Each fieldwork season, we would go and measure trees (e.g. height, trunk diametre, etc.) at different geographical locations. Over the years, each tree and location would have been visited and measured multiple times. However, due to practical constraints we may not get to visit and measure all trees at all locations every season.

The purpose of the database are twofold:

(1) Track how each individual tree changed with time, asking questions like: "Did tree A grow taller over the past two years?"

(2) Track how populations of trees at each location changed with time, asking questions like: "Did the group of 12 trees at Acme Acres grow taller in general over the past three years?"

Here is my initial thoughts on what tables to make:

(a) Trees: Fields: TreeID (e.g. "tree A"), Location (linked to table c below).

(b) Visits: This keeps metadata for each visit, with information like the date of visit (for a location, which will be the same for all trees at that location), locations we covered during the visit.

(c) Locations: Basic information on each location, such as latitude, longitude, name of location (e.g. "Acme Acres"), etc.

(c) TreeData: This contains the actual measurements for individual trees. Fields may include: tree (linked to table a), height, diametre, visit (linked to table b). In the end there will be multiple entries any one tree here, with data from each visit.

Does any of this make sense as a first dab at database design? (I've only been thinking about databases for three days)

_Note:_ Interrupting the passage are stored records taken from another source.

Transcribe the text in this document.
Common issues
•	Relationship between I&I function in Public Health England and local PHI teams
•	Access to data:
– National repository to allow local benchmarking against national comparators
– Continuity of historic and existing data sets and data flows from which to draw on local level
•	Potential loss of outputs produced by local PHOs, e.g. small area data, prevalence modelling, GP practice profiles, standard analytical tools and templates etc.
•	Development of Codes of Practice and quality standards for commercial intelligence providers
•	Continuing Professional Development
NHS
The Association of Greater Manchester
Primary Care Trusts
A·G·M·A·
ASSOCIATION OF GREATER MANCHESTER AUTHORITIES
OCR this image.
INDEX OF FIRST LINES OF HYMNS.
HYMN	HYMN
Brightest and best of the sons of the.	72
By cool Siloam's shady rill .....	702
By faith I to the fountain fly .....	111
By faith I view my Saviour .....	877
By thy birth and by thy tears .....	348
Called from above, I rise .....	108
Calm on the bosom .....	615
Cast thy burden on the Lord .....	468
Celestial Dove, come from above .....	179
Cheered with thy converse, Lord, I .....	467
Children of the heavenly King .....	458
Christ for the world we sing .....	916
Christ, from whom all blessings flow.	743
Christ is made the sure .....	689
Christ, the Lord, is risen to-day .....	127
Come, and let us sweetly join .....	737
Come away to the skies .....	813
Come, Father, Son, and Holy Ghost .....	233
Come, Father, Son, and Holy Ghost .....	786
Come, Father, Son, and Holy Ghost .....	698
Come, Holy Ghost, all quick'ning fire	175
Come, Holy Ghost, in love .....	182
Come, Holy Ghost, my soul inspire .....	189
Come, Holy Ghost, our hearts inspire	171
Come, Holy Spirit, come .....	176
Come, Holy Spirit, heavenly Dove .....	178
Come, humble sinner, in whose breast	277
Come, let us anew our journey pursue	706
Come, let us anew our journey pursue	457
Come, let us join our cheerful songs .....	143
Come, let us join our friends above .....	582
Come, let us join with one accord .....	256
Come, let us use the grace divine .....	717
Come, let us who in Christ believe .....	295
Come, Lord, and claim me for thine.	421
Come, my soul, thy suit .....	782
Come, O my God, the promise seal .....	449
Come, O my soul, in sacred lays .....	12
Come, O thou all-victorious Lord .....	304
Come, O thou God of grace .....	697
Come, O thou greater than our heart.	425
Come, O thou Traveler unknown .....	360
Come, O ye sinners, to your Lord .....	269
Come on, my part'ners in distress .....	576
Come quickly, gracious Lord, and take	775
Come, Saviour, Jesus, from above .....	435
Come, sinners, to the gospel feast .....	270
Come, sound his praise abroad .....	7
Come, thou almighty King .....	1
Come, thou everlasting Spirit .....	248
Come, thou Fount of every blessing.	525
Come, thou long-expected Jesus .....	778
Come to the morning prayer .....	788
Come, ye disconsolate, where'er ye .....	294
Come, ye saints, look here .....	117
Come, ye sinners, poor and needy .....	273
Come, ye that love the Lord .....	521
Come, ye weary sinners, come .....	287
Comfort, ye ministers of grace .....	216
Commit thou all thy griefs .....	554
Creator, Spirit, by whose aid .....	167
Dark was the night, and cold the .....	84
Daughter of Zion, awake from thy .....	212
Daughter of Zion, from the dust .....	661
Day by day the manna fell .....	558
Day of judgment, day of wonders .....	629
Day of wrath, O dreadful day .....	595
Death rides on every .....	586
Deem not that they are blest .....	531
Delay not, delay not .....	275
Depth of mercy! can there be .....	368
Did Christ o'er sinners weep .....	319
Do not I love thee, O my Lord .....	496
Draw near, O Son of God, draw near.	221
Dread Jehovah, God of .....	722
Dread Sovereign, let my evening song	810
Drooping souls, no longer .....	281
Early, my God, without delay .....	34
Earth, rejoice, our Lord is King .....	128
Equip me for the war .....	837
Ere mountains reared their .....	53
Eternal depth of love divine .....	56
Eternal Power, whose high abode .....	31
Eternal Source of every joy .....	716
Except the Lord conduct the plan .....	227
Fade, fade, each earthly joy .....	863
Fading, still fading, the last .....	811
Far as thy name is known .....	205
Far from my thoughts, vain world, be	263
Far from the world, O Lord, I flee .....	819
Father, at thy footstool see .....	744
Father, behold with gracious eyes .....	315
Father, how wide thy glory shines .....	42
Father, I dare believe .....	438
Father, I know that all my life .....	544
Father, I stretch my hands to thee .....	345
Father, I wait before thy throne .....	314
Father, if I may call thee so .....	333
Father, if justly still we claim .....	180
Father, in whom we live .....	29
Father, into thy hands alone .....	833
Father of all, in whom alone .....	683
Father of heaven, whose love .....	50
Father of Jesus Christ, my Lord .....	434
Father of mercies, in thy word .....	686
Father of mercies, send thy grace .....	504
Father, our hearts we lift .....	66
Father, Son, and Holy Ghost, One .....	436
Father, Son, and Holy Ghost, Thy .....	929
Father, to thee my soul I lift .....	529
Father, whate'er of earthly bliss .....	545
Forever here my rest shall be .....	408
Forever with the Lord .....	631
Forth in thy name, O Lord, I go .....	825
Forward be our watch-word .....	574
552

I would appreciate and humbly accept any pointers you can give me.

Thank you very much!

BTW, One reason I was considering a Visits table was because sometimes I might to compare the data between visits 3 and 4, or between visits 1 and 5, etc

Best Answer

I would rename TreeData to measurements.

Also, unless you really need the Visits table, I wouldn't use it. If designed properly your database would look something like this if you included the visits table:

tree db design

Using the visits table would complicate some of the queries that you're wanting answered. For example, to answer number one you might use something like this in sql server:

select
     t.treeid,
     max(m.height)-min(m.height) as Growth
from trees t
     inner join measurements m
          on t.treeid=m.treeid
     inner join visits v
          on m.visitid=t.visitid
where v.date>=dateadd(y,-2,getdate())
group by t.treeid

without the visits table you could rewrite that like this:

select
     m.treeid,
     max(m.height)-min(m.height) as Growth
from measurements m
where m.date>=dateadd(y,-2,getdate())
group by m.treeid